A sixteen-legged robot navigating rough terrain has, in principle, an enormous coordination problem. Each leg must decide when to lift, where to place, how long to push. The combinatorics of gait planning scale brutally with leg count. Centralized controllers that try to solve the whole problem at once become intractable.
Chen, Wang, and Revzen didn't solve the coordination problem. They dissolved it. Each body segment runs an identical state machine. The state machine takes input from exactly one source: the segment in front of it. When a leg is in contact with the ground, the controller couples tightly to surface events — an event cascade, responsive to terrain. When contact is lost, the same state machine produces rhythmic fictive locomotion — a central pattern generator, maintaining cadence without feedback.
The two modes are not separate controllers. They are the same state machine operating in different regimes, selected by a single binary signal: ground contact, yes or no. Contact present means respond to the world. Contact absent means generate your own rhythm. The transition is automatic.

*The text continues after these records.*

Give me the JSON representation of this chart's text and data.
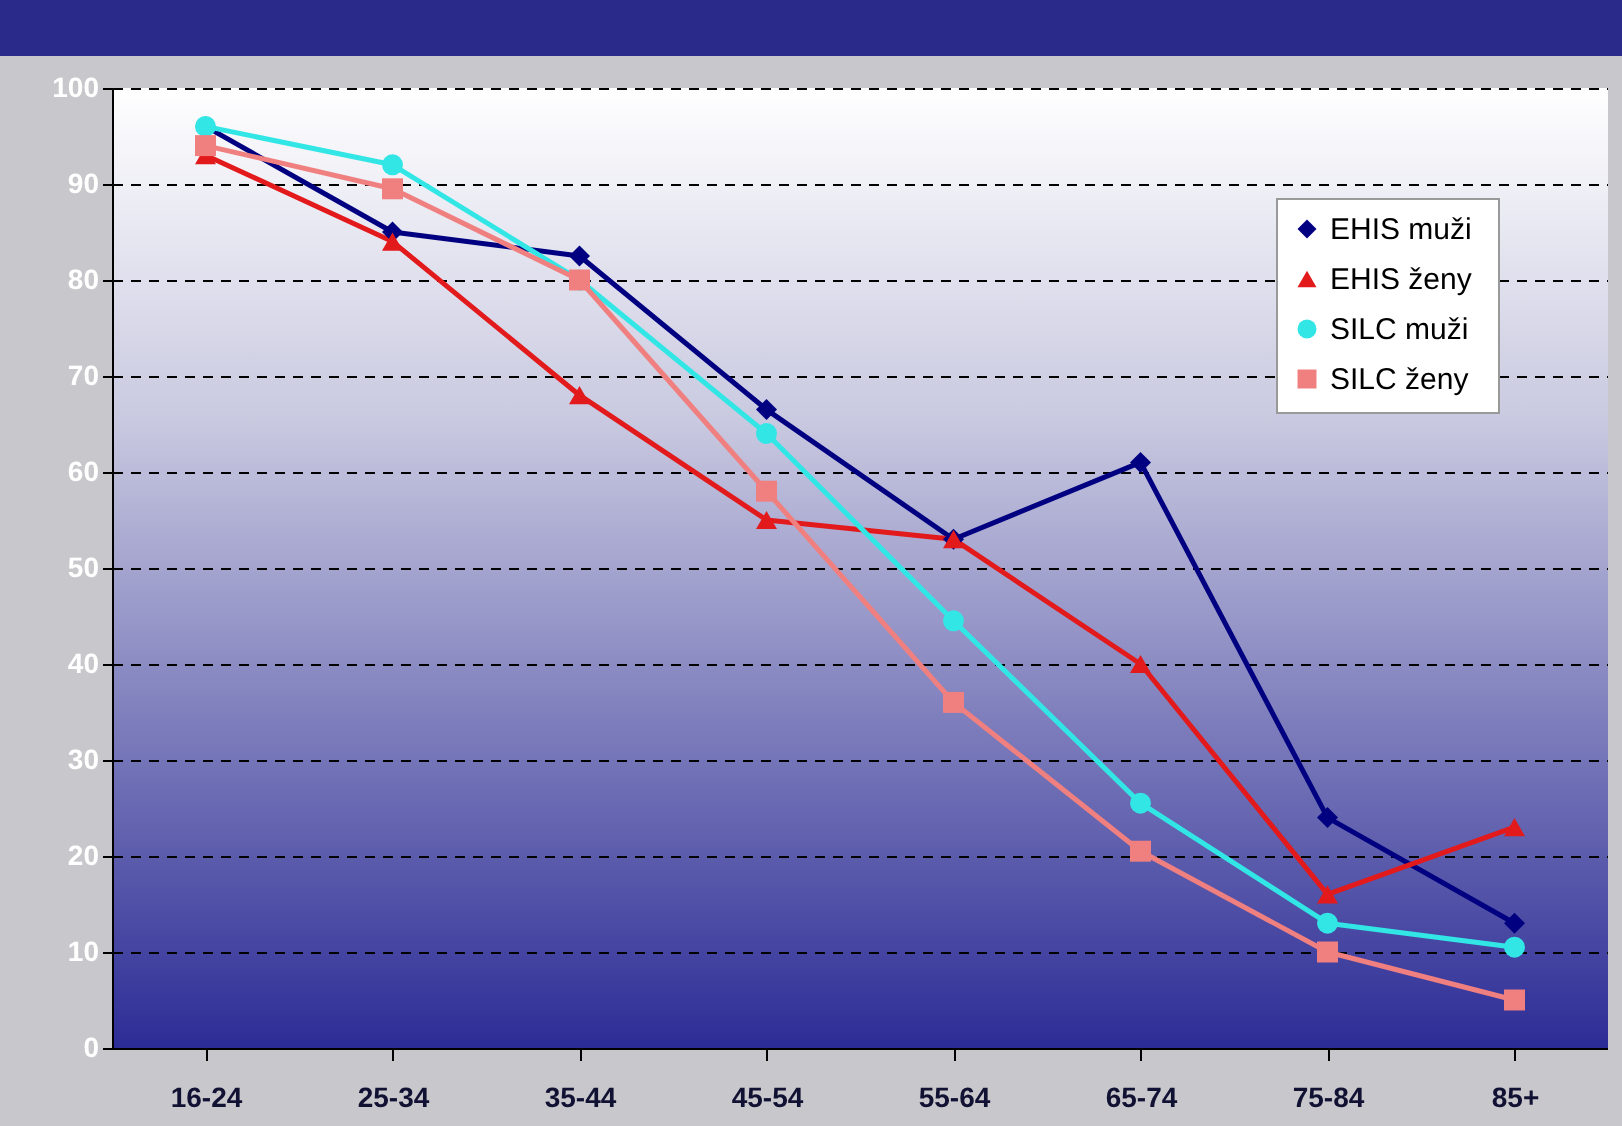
{
  "chart_data": {
    "type": "line",
    "categories": [
      "16-24",
      "25-34",
      "35-44",
      "45-54",
      "55-64",
      "65-74",
      "75-84",
      "85+"
    ],
    "series": [
      {
        "name": "EHIS  muži",
        "color": "#000080",
        "marker": "diamond",
        "values": [
          96,
          85,
          82.5,
          66.5,
          53,
          61,
          24,
          13
        ]
      },
      {
        "name": "EHIS ženy",
        "color": "#e31a1c",
        "marker": "triangle",
        "values": [
          93,
          84,
          68,
          55,
          53,
          40,
          16,
          23
        ]
      },
      {
        "name": "SILC muži",
        "color": "#33e6e6",
        "marker": "circle",
        "values": [
          96,
          92,
          80,
          64,
          44.5,
          25.5,
          13,
          10.5
        ]
      },
      {
        "name": "SILC ženy",
        "color": "#f08080",
        "marker": "square",
        "values": [
          94,
          89.5,
          80,
          58,
          36,
          20.5,
          10,
          5
        ]
      }
    ],
    "ylim": [
      0,
      100
    ],
    "yticks": [
      0,
      10,
      20,
      30,
      40,
      50,
      60,
      70,
      80,
      90,
      100
    ],
    "grid": "y",
    "legend": "top right"
  }
}
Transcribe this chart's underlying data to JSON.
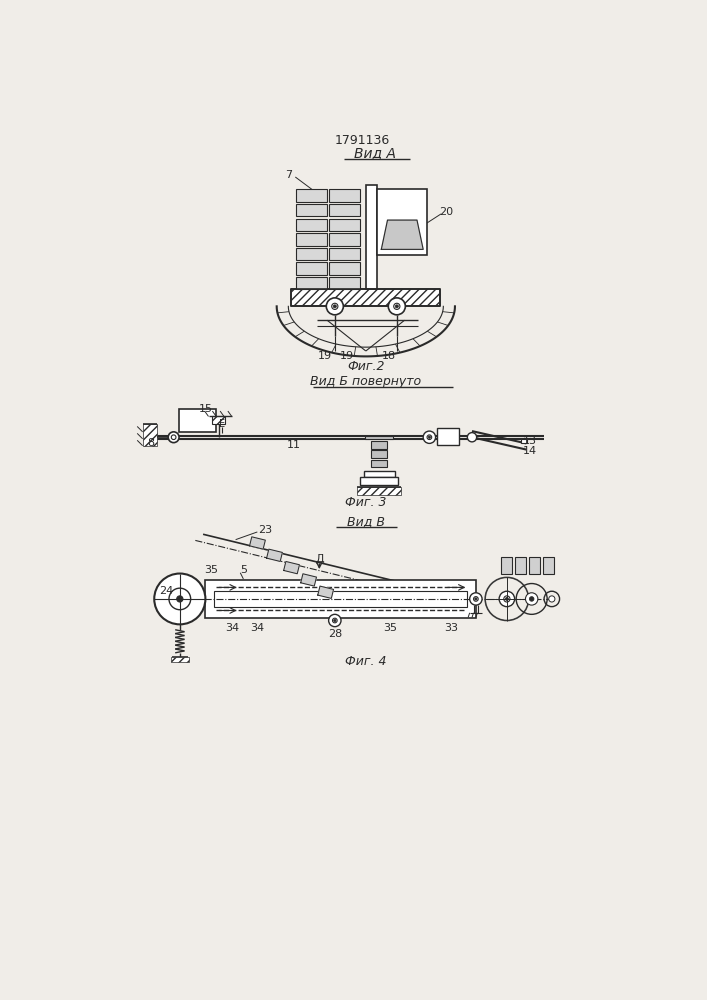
{
  "title": "1791136",
  "bg_color": "#f0ede8",
  "line_color": "#2a2a2a",
  "fig2_label": "Вид А",
  "fig3_label": "Вид Б повернуто",
  "fig4_label": "Вид В",
  "fig2_caption": "Фиг.2",
  "fig3_caption": "Фиг. 3",
  "fig4_caption": "Фиг. 4"
}
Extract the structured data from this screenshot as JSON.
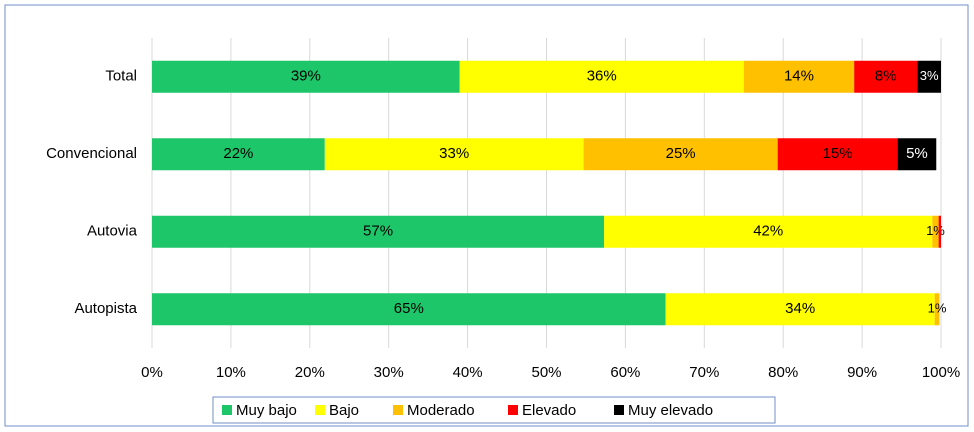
{
  "chart_data": {
    "type": "stacked_barh",
    "categories": [
      "Total",
      "Convencional",
      "Autovia",
      "Autopista"
    ],
    "series": [
      {
        "name": "Muy bajo",
        "color": "#1ec66a",
        "label_color": "#000000",
        "values": [
          39,
          21.9,
          57.3,
          65.1
        ],
        "value_labels": [
          "39%",
          "22%",
          "57%",
          "65%"
        ]
      },
      {
        "name": "Bajo",
        "color": "#ffff00",
        "label_color": "#000000",
        "values": [
          36,
          32.8,
          41.6,
          34.1
        ],
        "value_labels": [
          "36%",
          "33%",
          "42%",
          "34%"
        ]
      },
      {
        "name": "Moderado",
        "color": "#ffc000",
        "label_color": "#000000",
        "values": [
          14,
          24.6,
          0.8,
          0.6
        ],
        "value_labels": [
          "14%",
          "25%",
          "1%",
          "1%"
        ]
      },
      {
        "name": "Elevado",
        "color": "#ff0000",
        "label_color": "#000000",
        "values": [
          8,
          15.2,
          0.3,
          0
        ],
        "value_labels": [
          "8%",
          "15%",
          null,
          null
        ]
      },
      {
        "name": "Muy elevado",
        "color": "#000000",
        "label_color": "#ffffff",
        "values": [
          3,
          4.9,
          0,
          0
        ],
        "value_labels": [
          "3%",
          "5%",
          null,
          null
        ]
      }
    ],
    "xlim": [
      0,
      100
    ],
    "xticks": [
      {
        "value": 0,
        "label": "0%"
      },
      {
        "value": 10,
        "label": "10%"
      },
      {
        "value": 20,
        "label": "20%"
      },
      {
        "value": 30,
        "label": "30%"
      },
      {
        "value": 40,
        "label": "40%"
      },
      {
        "value": 50,
        "label": "50%"
      },
      {
        "value": 60,
        "label": "60%"
      },
      {
        "value": 70,
        "label": "70%"
      },
      {
        "value": 80,
        "label": "80%"
      },
      {
        "value": 90,
        "label": "90%"
      },
      {
        "value": 100,
        "label": "100%"
      }
    ],
    "grid": true,
    "legend": "bottom"
  }
}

This produces adaptive gaits. On flat ground, the cascade propagates cleanly from front to rear, and the robot walks in regular waves. On rough terrain, where individual legs lose contact at irregular intervals, each segment independently switches between cascade and CPG modes. The global gait pattern — the thing a centralized planner would try to compute — emerges without anyone computing it.

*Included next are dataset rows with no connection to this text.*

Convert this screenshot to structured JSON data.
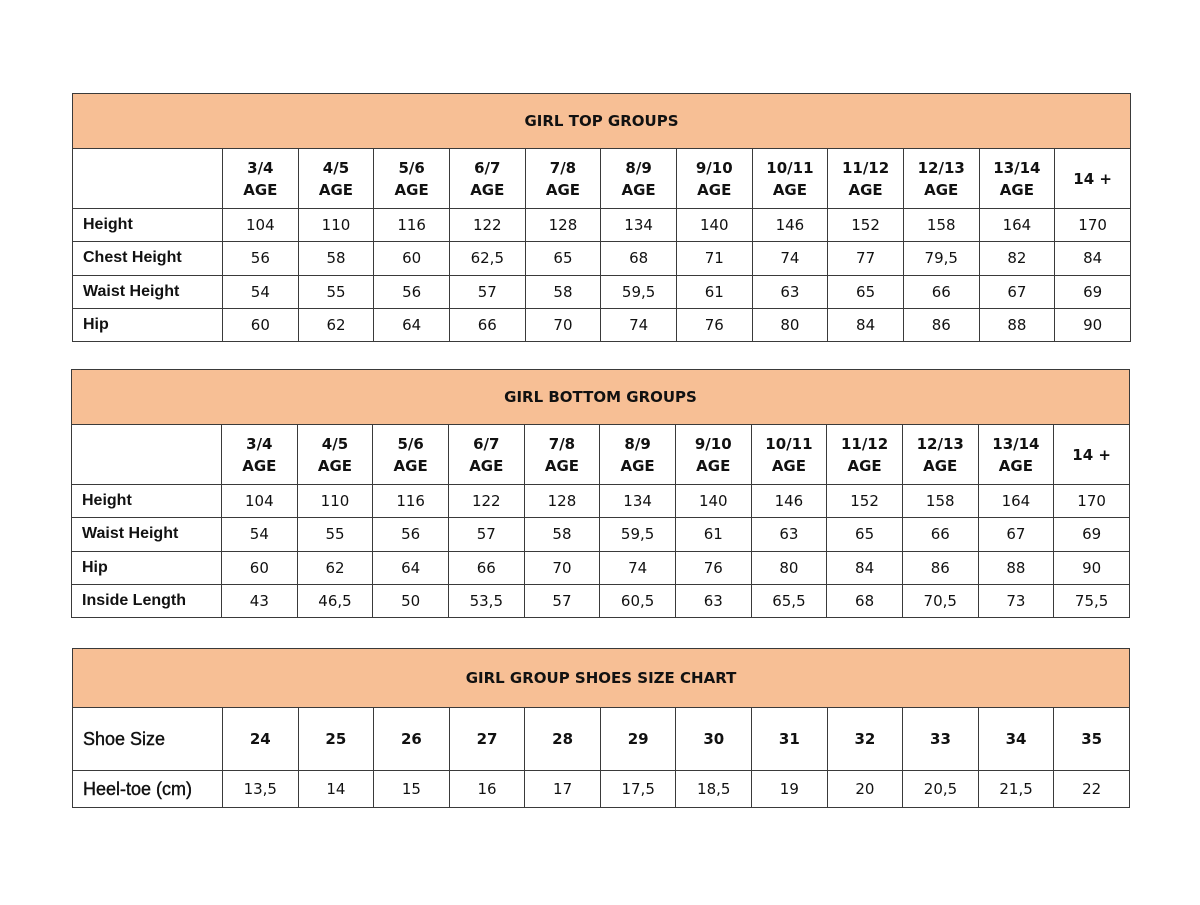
{
  "colors": {
    "header_fill": "#f7bf95",
    "border": "#3a3a3a"
  },
  "top": {
    "title": "GIRL TOP GROUPS",
    "columns": [
      [
        "3/4",
        "AGE"
      ],
      [
        "4/5",
        "AGE"
      ],
      [
        "5/6",
        "AGE"
      ],
      [
        "6/7",
        "AGE"
      ],
      [
        "7/8",
        "AGE"
      ],
      [
        "8/9",
        "AGE"
      ],
      [
        "9/10",
        "AGE"
      ],
      [
        "10/11",
        "AGE"
      ],
      [
        "11/12",
        "AGE"
      ],
      [
        "12/13",
        "AGE"
      ],
      [
        "13/14",
        "AGE"
      ],
      [
        "14 +",
        ""
      ]
    ],
    "rows": [
      {
        "label": "Height",
        "values": [
          "104",
          "110",
          "116",
          "122",
          "128",
          "134",
          "140",
          "146",
          "152",
          "158",
          "164",
          "170"
        ]
      },
      {
        "label": "Chest Height",
        "values": [
          "56",
          "58",
          "60",
          "62,5",
          "65",
          "68",
          "71",
          "74",
          "77",
          "79,5",
          "82",
          "84"
        ]
      },
      {
        "label": "Waist Height",
        "values": [
          "54",
          "55",
          "56",
          "57",
          "58",
          "59,5",
          "61",
          "63",
          "65",
          "66",
          "67",
          "69"
        ]
      },
      {
        "label": "Hip",
        "values": [
          "60",
          "62",
          "64",
          "66",
          "70",
          "74",
          "76",
          "80",
          "84",
          "86",
          "88",
          "90"
        ]
      }
    ]
  },
  "bottom": {
    "title": "GIRL BOTTOM GROUPS",
    "columns": [
      [
        "3/4",
        "AGE"
      ],
      [
        "4/5",
        "AGE"
      ],
      [
        "5/6",
        "AGE"
      ],
      [
        "6/7",
        "AGE"
      ],
      [
        "7/8",
        "AGE"
      ],
      [
        "8/9",
        "AGE"
      ],
      [
        "9/10",
        "AGE"
      ],
      [
        "10/11",
        "AGE"
      ],
      [
        "11/12",
        "AGE"
      ],
      [
        "12/13",
        "AGE"
      ],
      [
        "13/14",
        "AGE"
      ],
      [
        "14 +",
        ""
      ]
    ],
    "rows": [
      {
        "label": "Height",
        "values": [
          "104",
          "110",
          "116",
          "122",
          "128",
          "134",
          "140",
          "146",
          "152",
          "158",
          "164",
          "170"
        ]
      },
      {
        "label": "Waist Height",
        "values": [
          "54",
          "55",
          "56",
          "57",
          "58",
          "59,5",
          "61",
          "63",
          "65",
          "66",
          "67",
          "69"
        ]
      },
      {
        "label": "Hip",
        "values": [
          "60",
          "62",
          "64",
          "66",
          "70",
          "74",
          "76",
          "80",
          "84",
          "86",
          "88",
          "90"
        ]
      },
      {
        "label": "Inside Length",
        "values": [
          "43",
          "46,5",
          "50",
          "53,5",
          "57",
          "60,5",
          "63",
          "65,5",
          "68",
          "70,5",
          "73",
          "75,5"
        ]
      }
    ]
  },
  "shoes": {
    "title": "GIRL GROUP SHOES SIZE CHART",
    "size_label": "Shoe Size",
    "sizes": [
      "24",
      "25",
      "26",
      "27",
      "28",
      "29",
      "30",
      "31",
      "32",
      "33",
      "34",
      "35"
    ],
    "rows": [
      {
        "label": "Heel-toe (cm)",
        "values": [
          "13,5",
          "14",
          "15",
          "16",
          "17",
          "17,5",
          "18,5",
          "19",
          "20",
          "20,5",
          "21,5",
          "22"
        ]
      }
    ]
  }
}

The through-claim is about where coordination lives. It doesn't live in a planner that sees the whole body and the whole terrain. It lives in the propagation rule: each segment copies the segment ahead of it, with a delay set by its own ground contact. The global pattern is a shadow of local propagation.
This is coordination without a coordinator. The regularity of flat-ground gaits and the adaptiveness of rough-terrain gaits come from the same rule. The difference is not in the controller but in the terrain.